The males hang out together at a lek during breeding season, squawking, flapping and bowing to attract females. Angel figured that birding tourists coming to his country might be willing to pay a fee for the chance to see this unusual bird. He began to make a trail from the road to the lek. While working on the trail one day, he noticed a rather large brownish bird with long legs at the edge of the trail that was eating the earthworms uncovered by his shovel. It flew away whenever he approached, but he was determined to gain its trust and began finding juicy worms to feed it every day. Gradually he was able to coax the shy bird to come closer to eat his offerings, and he named her Maria. Eventually, Maria would come when he called.

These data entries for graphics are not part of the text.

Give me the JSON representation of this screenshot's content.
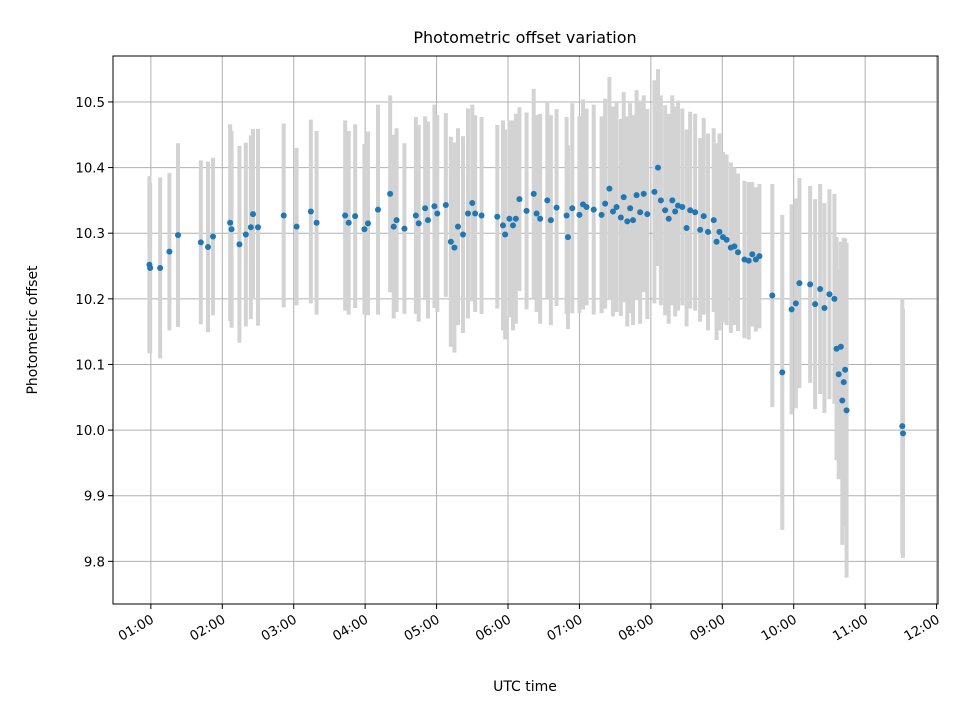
{
  "chart_data": {
    "type": "scatter",
    "title": "Photometric offset variation",
    "xlabel": "UTC time",
    "ylabel": "Photometric offset",
    "xlim_hours": [
      0.47,
      12.02
    ],
    "ylim": [
      9.735,
      10.57
    ],
    "grid": true,
    "x_ticks": [
      {
        "hours": 1,
        "label": "01:00"
      },
      {
        "hours": 2,
        "label": "02:00"
      },
      {
        "hours": 3,
        "label": "03:00"
      },
      {
        "hours": 4,
        "label": "04:00"
      },
      {
        "hours": 5,
        "label": "05:00"
      },
      {
        "hours": 6,
        "label": "06:00"
      },
      {
        "hours": 7,
        "label": "07:00"
      },
      {
        "hours": 8,
        "label": "08:00"
      },
      {
        "hours": 9,
        "label": "09:00"
      },
      {
        "hours": 10,
        "label": "10:00"
      },
      {
        "hours": 11,
        "label": "11:00"
      },
      {
        "hours": 12,
        "label": "12:00"
      }
    ],
    "y_ticks": [
      9.8,
      9.9,
      10.0,
      10.1,
      10.2,
      10.3,
      10.4,
      10.5
    ],
    "y_tick_labels": [
      "9.8",
      "9.9",
      "10.0",
      "10.1",
      "10.2",
      "10.3",
      "10.4",
      "10.5"
    ],
    "series": [
      {
        "name": "offset",
        "marker_color": "#1f77b4",
        "errorbar_color": "#d3d3d3",
        "points": [
          [
            0.98,
            10.252,
            0.135
          ],
          [
            0.99,
            10.247,
            0.13
          ],
          [
            1.13,
            10.247,
            0.138
          ],
          [
            1.26,
            10.272,
            0.12
          ],
          [
            1.38,
            10.297,
            0.14
          ],
          [
            1.7,
            10.286,
            0.125
          ],
          [
            1.8,
            10.279,
            0.13
          ],
          [
            1.87,
            10.295,
            0.12
          ],
          [
            2.11,
            10.316,
            0.15
          ],
          [
            2.13,
            10.306,
            0.15
          ],
          [
            2.24,
            10.283,
            0.15
          ],
          [
            2.33,
            10.298,
            0.14
          ],
          [
            2.4,
            10.309,
            0.14
          ],
          [
            2.43,
            10.329,
            0.13
          ],
          [
            2.5,
            10.309,
            0.15
          ],
          [
            2.86,
            10.327,
            0.14
          ],
          [
            3.04,
            10.31,
            0.12
          ],
          [
            3.24,
            10.333,
            0.14
          ],
          [
            3.32,
            10.316,
            0.14
          ],
          [
            3.72,
            10.327,
            0.145
          ],
          [
            3.77,
            10.316,
            0.14
          ],
          [
            3.86,
            10.326,
            0.14
          ],
          [
            3.99,
            10.306,
            0.13
          ],
          [
            4.04,
            10.315,
            0.14
          ],
          [
            4.18,
            10.336,
            0.16
          ],
          [
            4.35,
            10.36,
            0.15
          ],
          [
            4.4,
            10.31,
            0.14
          ],
          [
            4.44,
            10.32,
            0.14
          ],
          [
            4.55,
            10.307,
            0.13
          ],
          [
            4.71,
            10.327,
            0.15
          ],
          [
            4.75,
            10.315,
            0.15
          ],
          [
            4.84,
            10.338,
            0.14
          ],
          [
            4.88,
            10.32,
            0.15
          ],
          [
            4.97,
            10.341,
            0.155
          ],
          [
            5.01,
            10.33,
            0.15
          ],
          [
            5.13,
            10.343,
            0.14
          ],
          [
            5.2,
            10.287,
            0.16
          ],
          [
            5.25,
            10.278,
            0.16
          ],
          [
            5.3,
            10.31,
            0.15
          ],
          [
            5.37,
            10.298,
            0.15
          ],
          [
            5.44,
            10.33,
            0.16
          ],
          [
            5.5,
            10.346,
            0.15
          ],
          [
            5.54,
            10.33,
            0.15
          ],
          [
            5.63,
            10.327,
            0.15
          ],
          [
            5.85,
            10.325,
            0.14
          ],
          [
            5.93,
            10.312,
            0.16
          ],
          [
            5.96,
            10.298,
            0.16
          ],
          [
            6.02,
            10.322,
            0.15
          ],
          [
            6.07,
            10.312,
            0.16
          ],
          [
            6.11,
            10.322,
            0.16
          ],
          [
            6.16,
            10.352,
            0.14
          ],
          [
            6.26,
            10.334,
            0.15
          ],
          [
            6.36,
            10.36,
            0.16
          ],
          [
            6.4,
            10.33,
            0.15
          ],
          [
            6.45,
            10.322,
            0.16
          ],
          [
            6.55,
            10.35,
            0.15
          ],
          [
            6.6,
            10.32,
            0.16
          ],
          [
            6.68,
            10.339,
            0.15
          ],
          [
            6.82,
            10.327,
            0.15
          ],
          [
            6.84,
            10.294,
            0.14
          ],
          [
            6.9,
            10.338,
            0.16
          ],
          [
            7.0,
            10.328,
            0.15
          ],
          [
            7.05,
            10.344,
            0.16
          ],
          [
            7.1,
            10.34,
            0.15
          ],
          [
            7.2,
            10.336,
            0.16
          ],
          [
            7.31,
            10.328,
            0.15
          ],
          [
            7.36,
            10.345,
            0.16
          ],
          [
            7.42,
            10.368,
            0.17
          ],
          [
            7.47,
            10.333,
            0.16
          ],
          [
            7.52,
            10.34,
            0.16
          ],
          [
            7.58,
            10.324,
            0.15
          ],
          [
            7.62,
            10.355,
            0.16
          ],
          [
            7.67,
            10.318,
            0.16
          ],
          [
            7.71,
            10.338,
            0.16
          ],
          [
            7.75,
            10.32,
            0.16
          ],
          [
            7.8,
            10.358,
            0.16
          ],
          [
            7.85,
            10.332,
            0.17
          ],
          [
            7.9,
            10.36,
            0.15
          ],
          [
            7.95,
            10.329,
            0.16
          ],
          [
            8.05,
            10.363,
            0.17
          ],
          [
            8.1,
            10.4,
            0.15
          ],
          [
            8.14,
            10.35,
            0.16
          ],
          [
            8.2,
            10.335,
            0.16
          ],
          [
            8.25,
            10.322,
            0.16
          ],
          [
            8.3,
            10.35,
            0.16
          ],
          [
            8.34,
            10.333,
            0.16
          ],
          [
            8.38,
            10.342,
            0.16
          ],
          [
            8.44,
            10.34,
            0.15
          ],
          [
            8.5,
            10.308,
            0.15
          ],
          [
            8.55,
            10.335,
            0.15
          ],
          [
            8.62,
            10.332,
            0.15
          ],
          [
            8.69,
            10.305,
            0.14
          ],
          [
            8.74,
            10.326,
            0.15
          ],
          [
            8.8,
            10.302,
            0.15
          ],
          [
            8.88,
            10.32,
            0.14
          ],
          [
            8.92,
            10.287,
            0.15
          ],
          [
            8.96,
            10.302,
            0.15
          ],
          [
            9.01,
            10.294,
            0.13
          ],
          [
            9.06,
            10.29,
            0.13
          ],
          [
            9.12,
            10.278,
            0.13
          ],
          [
            9.17,
            10.28,
            0.12
          ],
          [
            9.22,
            10.271,
            0.12
          ],
          [
            9.31,
            10.26,
            0.12
          ],
          [
            9.37,
            10.258,
            0.12
          ],
          [
            9.42,
            10.268,
            0.11
          ],
          [
            9.47,
            10.26,
            0.11
          ],
          [
            9.52,
            10.265,
            0.11
          ],
          [
            9.7,
            10.205,
            0.17
          ],
          [
            9.84,
            10.088,
            0.24
          ],
          [
            9.97,
            10.184,
            0.16
          ],
          [
            10.03,
            10.193,
            0.16
          ],
          [
            10.08,
            10.224,
            0.16
          ],
          [
            10.23,
            10.222,
            0.15
          ],
          [
            10.3,
            10.192,
            0.16
          ],
          [
            10.37,
            10.215,
            0.16
          ],
          [
            10.43,
            10.186,
            0.16
          ],
          [
            10.5,
            10.207,
            0.16
          ],
          [
            10.57,
            10.2,
            0.16
          ],
          [
            10.6,
            10.124,
            0.17
          ],
          [
            10.63,
            10.085,
            0.16
          ],
          [
            10.66,
            10.127,
            0.16
          ],
          [
            10.68,
            10.045,
            0.22
          ],
          [
            10.7,
            10.073,
            0.22
          ],
          [
            10.72,
            10.092,
            0.2
          ],
          [
            10.74,
            10.03,
            0.255
          ],
          [
            11.52,
            10.006,
            0.195
          ],
          [
            11.53,
            9.995,
            0.19
          ]
        ]
      }
    ]
  }
}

When the visiting birders were shown Maria, they were extremely excited. Maria was a Giant Antpitta, a species that is very rare and difficult to find. Not only were tourists willing to pay to see the Cock-of-the-Rock lek, they were ecstatic to add a Giant Antpitta to their life list.
Visiting Refugio Paz de Las Aves was on the top of my list when I first began planning my trip to the Mindo area, and the stop there was to be the culmination of our birding trip. Unfortunately, the rain and landslides conspired against us. The tour to the Cock-of-the-Rock lek begins at 5:45 a.m., and our lodge was an hour and a half away. We knew that the landslide would not be cleared by that early in the morning, so we had to be content to bird around the lodge. (See previous post). We were disappointed, but it couldn’t be helped. Our guide, Andres, was not content to let that happen. He worked with Angel and his brother to arrange a time for us to visit the lek late in the afternoon. It’s not a typical time for a tour because the antpittas only come out in the morning, but the Cocks-of-the-Rock do put on a similar display late in the day. Andres arranged for another driver and van to meet us on the other side of the landslide. We were driven down as far as our vehicle could take us, and then we walked up and around the mud to our awaiting ride.

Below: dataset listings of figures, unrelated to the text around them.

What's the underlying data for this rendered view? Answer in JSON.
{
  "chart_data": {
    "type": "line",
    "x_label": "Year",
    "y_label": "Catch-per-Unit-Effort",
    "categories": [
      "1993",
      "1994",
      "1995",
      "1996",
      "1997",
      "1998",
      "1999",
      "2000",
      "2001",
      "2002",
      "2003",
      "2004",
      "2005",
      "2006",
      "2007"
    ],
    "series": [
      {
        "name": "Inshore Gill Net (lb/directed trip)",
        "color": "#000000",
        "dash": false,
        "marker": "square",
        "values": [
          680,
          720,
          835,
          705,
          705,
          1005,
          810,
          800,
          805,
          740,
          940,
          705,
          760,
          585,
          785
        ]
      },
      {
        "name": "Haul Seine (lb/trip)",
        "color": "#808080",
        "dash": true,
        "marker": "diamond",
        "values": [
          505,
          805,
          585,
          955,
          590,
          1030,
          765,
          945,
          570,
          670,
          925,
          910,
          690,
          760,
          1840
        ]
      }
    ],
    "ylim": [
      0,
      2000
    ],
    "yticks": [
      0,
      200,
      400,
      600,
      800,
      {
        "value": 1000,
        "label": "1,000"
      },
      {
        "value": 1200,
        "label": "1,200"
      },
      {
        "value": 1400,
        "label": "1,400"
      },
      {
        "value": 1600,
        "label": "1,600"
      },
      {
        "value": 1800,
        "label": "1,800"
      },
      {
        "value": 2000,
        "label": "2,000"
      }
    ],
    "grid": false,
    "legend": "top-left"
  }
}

Once we arrived at Refugio Paz de Las Aves, we were met at the trailside by Angel’s brother, Rodrigo. It was a short hike downhill, but it was a sunny afternoon and the trail wasn’t too muddy. Since this wasn’t a typical tour time, we were the only group there. We didn’t spend too many minutes at the blind before we saw the first flash of scarlet feathers. More birds soon arrived, bopping and hopping. They put on quite a show, and we were thrilled we hadn’t missed this spectacle. We actually felt very lucky, as the light was much better for photos than it would have been at the typical sunrise tour.

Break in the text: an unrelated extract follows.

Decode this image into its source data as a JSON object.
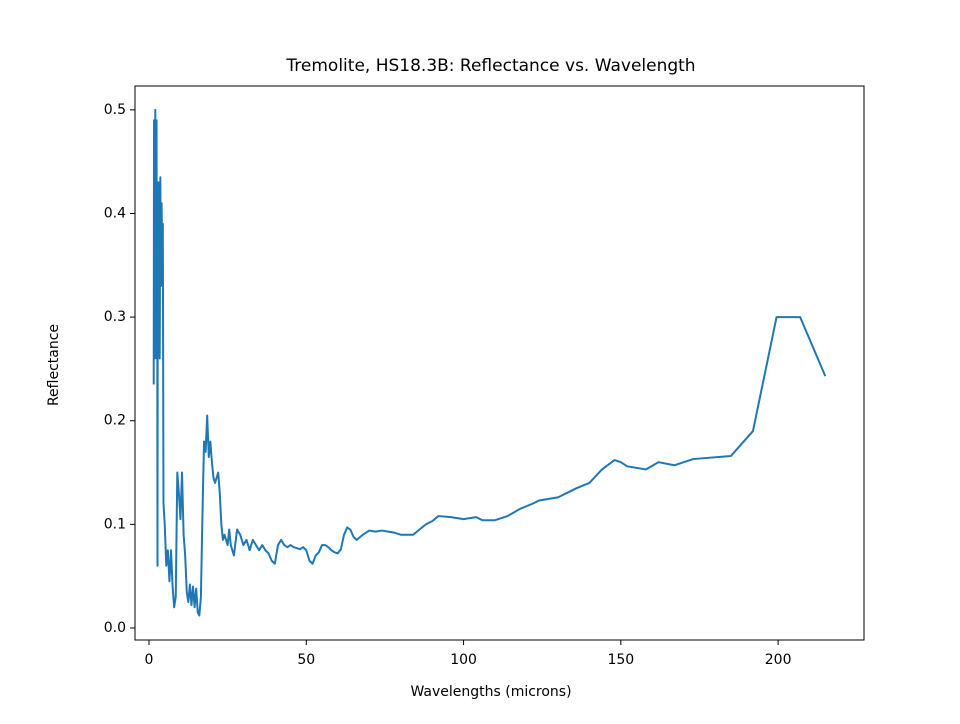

Rodrigo offered to meet us again the following morning for a chance to see the antpittas. It would be our last morning in the Mindo area and it would mean a very early departure to check out of Bellavista, but of course, we had no complaints. Luckily, the landslide had been cleared, so there were no problems arriving again at Refugio Paz de Las Aves the next morning. However, it had started raining again, and some of the trails were extremely slippery. The latest incarnation of “Maria”, the giant antpitta hadn’t been spotted recently, and we opted not to take the most difficult trails for some of the other species, but we did get to meet Andreita, the Chestnut-crowned Antpitta. She needed a considerable amount of coaxing before she hopped out into the open to grab the worms, but we eventually had some great views of her.

“Andreita
We also had success with the Dark-backed Woodquail, another Choco endemic, and the striking Golden-headed Quetazal that had previously eluded us.

Dark-backed Woodquail
We finished the morning with a sumptuous breakfast of bolones and empanadas served by the Paz family. The bolones were my favorite Ecuadorian food – fried plantain balls stuffed with cheese and chicken. Nectar feeders surrounded our picnic shelter, and as we dined we were treated to final glimpses of some of our favorite hummers – booted racket-tails, violet-tailed sylphs, and velvet-purple coronets.
It was a wonderful final morning in the Mindo-Tandayapa cloud forest region.
Must have been a birders paradise!
Yes, it was! Thanks for taking the time to take a look. Thinking of you.
Thank you for the opportunity to join you on cindysafari. I really appreciated the photos you captured!
Thanks for coming to the site and checking it out.